Department of Biomolecular Sciences, Weizmann Institute of Science, 7670001 Rehovot, Israel.
Department of Biomolecular Sciences, Weizmann Institute of Science, 7670001 Rehovot, Israel.
Cell Rep. 2021 Jan 5;34(1):108583. doi: 10.1016/j.celrep.2020.108583.
Gut microbiota have been shown to promote oogenesis and fecundity, but the mechanistic basis of remote influence on oogenesis remained unknown. Here, we report a systemic mechanism of influence mediated by bacterial-derived supply of mitochondrial coenzymes. Removal of microbiota decreased mitochondrial activity and ATP levels in the whole-body and ovary, resulting in repressed oogenesis. Similar repression was caused by RNA-based knockdown of mitochondrial function in ovarian follicle cells. Reduced mitochondrial function in germ-free (GF) females was reversed by bacterial recolonization or supplementation of riboflavin, a precursor of FAD and FMN. Metabolomics analysis of GF females revealed a decrease in oxidative phosphorylation and FAD levels and an increase in metabolites that are degraded by FAD-dependent enzymes (e.g., amino and fatty acids). Riboflavin supplementation opposed this effect, elevating mitochondrial function, ATP, and oogenesis. These findings uncover a bacterial-mitochondrial axis of influence, linking gut bacteria with systemic regulation of host energy and reproduction.

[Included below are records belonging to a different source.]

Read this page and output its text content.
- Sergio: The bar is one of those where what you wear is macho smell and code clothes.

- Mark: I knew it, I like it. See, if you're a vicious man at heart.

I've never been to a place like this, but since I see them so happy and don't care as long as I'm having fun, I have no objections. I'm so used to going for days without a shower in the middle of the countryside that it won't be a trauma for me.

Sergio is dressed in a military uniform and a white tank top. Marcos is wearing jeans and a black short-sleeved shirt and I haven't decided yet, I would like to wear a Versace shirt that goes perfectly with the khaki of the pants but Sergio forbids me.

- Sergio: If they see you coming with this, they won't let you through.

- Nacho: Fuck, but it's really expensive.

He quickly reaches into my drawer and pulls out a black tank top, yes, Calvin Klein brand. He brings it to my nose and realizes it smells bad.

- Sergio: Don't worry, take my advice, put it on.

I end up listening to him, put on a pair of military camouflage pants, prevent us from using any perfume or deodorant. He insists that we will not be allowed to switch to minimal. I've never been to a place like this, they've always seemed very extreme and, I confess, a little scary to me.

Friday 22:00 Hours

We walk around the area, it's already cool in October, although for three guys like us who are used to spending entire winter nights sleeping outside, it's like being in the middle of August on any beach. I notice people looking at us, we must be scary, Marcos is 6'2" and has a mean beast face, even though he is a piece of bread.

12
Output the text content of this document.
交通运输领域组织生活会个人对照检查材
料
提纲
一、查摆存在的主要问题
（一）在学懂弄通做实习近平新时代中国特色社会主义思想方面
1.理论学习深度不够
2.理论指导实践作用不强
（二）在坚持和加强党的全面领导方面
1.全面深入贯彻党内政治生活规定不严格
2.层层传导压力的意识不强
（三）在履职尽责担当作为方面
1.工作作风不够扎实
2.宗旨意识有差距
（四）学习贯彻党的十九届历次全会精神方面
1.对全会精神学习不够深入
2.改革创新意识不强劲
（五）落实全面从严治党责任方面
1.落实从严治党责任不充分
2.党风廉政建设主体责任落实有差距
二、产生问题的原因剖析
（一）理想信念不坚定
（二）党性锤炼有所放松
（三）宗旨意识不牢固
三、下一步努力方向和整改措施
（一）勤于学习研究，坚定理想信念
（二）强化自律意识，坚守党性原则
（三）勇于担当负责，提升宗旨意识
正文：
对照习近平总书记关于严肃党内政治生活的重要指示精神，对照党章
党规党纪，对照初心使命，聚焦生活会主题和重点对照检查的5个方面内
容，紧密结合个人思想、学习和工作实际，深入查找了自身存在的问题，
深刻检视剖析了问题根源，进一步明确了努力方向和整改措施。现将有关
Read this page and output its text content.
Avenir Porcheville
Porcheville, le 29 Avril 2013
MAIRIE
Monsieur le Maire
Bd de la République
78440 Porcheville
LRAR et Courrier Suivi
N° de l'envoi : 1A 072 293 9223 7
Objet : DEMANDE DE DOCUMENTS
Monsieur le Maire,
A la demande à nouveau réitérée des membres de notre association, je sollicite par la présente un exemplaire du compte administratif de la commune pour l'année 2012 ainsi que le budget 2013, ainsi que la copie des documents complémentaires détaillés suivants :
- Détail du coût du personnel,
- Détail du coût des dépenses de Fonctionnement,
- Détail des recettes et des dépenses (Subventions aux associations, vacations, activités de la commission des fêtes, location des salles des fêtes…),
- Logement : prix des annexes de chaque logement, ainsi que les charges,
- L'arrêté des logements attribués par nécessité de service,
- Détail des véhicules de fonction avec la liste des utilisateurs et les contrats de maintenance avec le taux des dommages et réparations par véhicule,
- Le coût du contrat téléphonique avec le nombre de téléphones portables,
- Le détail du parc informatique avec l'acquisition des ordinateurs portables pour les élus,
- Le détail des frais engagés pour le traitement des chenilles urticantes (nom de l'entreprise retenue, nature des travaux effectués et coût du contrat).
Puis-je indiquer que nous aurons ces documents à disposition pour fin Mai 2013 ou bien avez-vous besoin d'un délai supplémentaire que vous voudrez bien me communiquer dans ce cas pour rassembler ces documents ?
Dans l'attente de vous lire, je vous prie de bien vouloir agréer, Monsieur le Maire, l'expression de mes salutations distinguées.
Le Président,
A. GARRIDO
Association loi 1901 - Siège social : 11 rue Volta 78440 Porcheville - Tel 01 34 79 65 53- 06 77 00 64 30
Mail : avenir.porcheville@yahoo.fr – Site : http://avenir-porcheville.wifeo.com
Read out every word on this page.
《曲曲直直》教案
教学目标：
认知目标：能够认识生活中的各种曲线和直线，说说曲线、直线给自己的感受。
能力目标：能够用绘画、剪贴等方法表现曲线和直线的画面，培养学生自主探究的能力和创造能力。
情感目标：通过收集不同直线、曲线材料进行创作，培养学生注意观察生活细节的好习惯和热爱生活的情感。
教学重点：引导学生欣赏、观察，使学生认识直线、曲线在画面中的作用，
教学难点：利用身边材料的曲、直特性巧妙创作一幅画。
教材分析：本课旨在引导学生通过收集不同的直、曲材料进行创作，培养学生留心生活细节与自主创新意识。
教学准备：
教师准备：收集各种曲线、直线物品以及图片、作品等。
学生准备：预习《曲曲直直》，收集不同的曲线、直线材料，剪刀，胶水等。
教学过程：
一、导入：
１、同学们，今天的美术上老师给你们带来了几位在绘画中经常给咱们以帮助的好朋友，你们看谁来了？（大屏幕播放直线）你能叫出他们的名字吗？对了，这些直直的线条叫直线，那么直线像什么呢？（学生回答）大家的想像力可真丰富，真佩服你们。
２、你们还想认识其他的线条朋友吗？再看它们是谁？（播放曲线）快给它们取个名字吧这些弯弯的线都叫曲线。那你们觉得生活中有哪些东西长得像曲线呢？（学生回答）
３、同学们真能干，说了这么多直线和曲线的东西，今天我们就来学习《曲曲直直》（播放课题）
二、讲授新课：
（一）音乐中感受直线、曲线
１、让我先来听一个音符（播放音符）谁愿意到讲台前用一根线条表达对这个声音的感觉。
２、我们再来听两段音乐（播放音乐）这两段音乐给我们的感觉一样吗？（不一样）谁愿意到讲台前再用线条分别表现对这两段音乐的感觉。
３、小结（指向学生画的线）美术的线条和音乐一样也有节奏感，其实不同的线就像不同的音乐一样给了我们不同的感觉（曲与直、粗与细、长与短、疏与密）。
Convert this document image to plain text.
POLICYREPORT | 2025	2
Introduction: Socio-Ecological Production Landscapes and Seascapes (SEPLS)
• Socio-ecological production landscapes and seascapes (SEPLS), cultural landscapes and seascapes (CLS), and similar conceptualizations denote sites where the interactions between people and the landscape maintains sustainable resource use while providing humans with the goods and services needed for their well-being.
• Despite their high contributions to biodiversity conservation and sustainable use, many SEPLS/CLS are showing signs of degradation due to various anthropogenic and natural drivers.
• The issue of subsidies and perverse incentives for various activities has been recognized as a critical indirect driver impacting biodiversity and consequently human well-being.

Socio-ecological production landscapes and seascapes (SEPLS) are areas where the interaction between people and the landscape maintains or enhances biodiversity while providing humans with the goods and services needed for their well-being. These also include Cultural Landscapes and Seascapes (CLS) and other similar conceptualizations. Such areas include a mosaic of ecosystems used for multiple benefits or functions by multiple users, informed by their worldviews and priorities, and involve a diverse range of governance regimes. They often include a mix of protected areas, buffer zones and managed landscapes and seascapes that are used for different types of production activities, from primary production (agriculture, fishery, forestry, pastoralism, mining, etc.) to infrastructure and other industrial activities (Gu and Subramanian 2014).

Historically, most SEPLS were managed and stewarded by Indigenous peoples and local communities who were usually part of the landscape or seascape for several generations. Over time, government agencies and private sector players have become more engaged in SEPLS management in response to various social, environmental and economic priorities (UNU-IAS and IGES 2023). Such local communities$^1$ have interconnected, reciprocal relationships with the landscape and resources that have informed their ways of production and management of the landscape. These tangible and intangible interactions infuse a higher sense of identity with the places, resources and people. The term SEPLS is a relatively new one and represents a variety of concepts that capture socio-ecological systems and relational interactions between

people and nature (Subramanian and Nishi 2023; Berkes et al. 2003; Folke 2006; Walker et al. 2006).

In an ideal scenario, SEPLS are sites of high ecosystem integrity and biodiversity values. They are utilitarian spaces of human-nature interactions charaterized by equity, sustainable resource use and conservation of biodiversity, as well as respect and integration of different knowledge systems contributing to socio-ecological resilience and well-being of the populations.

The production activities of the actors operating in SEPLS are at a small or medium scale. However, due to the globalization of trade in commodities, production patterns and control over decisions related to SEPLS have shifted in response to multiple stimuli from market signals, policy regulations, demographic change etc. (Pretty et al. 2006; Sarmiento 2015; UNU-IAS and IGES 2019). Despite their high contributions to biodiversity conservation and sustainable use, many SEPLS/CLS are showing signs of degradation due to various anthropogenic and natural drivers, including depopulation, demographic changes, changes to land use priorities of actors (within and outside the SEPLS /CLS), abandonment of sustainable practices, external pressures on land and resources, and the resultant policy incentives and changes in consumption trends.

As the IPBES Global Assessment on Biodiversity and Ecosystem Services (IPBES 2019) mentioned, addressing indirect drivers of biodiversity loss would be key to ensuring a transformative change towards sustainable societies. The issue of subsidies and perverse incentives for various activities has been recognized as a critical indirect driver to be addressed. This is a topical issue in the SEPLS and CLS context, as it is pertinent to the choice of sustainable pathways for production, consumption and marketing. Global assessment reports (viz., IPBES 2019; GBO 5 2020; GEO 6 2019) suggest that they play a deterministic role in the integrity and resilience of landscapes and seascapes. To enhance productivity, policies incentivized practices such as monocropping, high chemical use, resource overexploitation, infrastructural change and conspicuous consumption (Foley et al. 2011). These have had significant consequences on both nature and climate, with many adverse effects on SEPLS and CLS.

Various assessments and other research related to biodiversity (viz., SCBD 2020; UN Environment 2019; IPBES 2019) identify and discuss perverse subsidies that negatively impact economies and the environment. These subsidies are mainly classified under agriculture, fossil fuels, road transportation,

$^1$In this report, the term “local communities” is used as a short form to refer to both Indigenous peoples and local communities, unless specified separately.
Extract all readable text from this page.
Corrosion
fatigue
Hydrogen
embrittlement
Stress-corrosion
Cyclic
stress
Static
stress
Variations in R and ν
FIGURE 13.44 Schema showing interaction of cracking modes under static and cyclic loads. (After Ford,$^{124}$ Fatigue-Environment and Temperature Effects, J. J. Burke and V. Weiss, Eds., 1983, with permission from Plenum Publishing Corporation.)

肠道微生物群已被证明可以促进卵子发生和生育能力,但远程影响卵子发生的机制基础仍不清楚。在这里,我们报告了一种由细菌衍生的线粒体辅酶供应介导的全身性影响机制。微生物组的去除降低了全身和卵巢中的线粒体活性和 ATP 水平,导致卵子发生受到抑制。卵巢滤泡细胞中线粒体功能的 RNA 敲低也导致了类似的抑制。无菌(GF)雌性的线粒体功能降低可通过细菌再定植或核黄素(FAD 和 FMN 的前体)的补充来逆转。对 GF 雌性的代谢组学分析显示,氧化磷酸化和 FAD 水平降低,而依赖 FAD 的酶降解的代谢物(例如氨基酸和脂肪酸)增加。核黄素补充剂则起到了相反的作用,提高了线粒体功能、ATP 和卵子发生。这些发现揭示了一种细菌-线粒体影响轴,将肠道细菌与宿主能量和生殖的全身调节联系起来。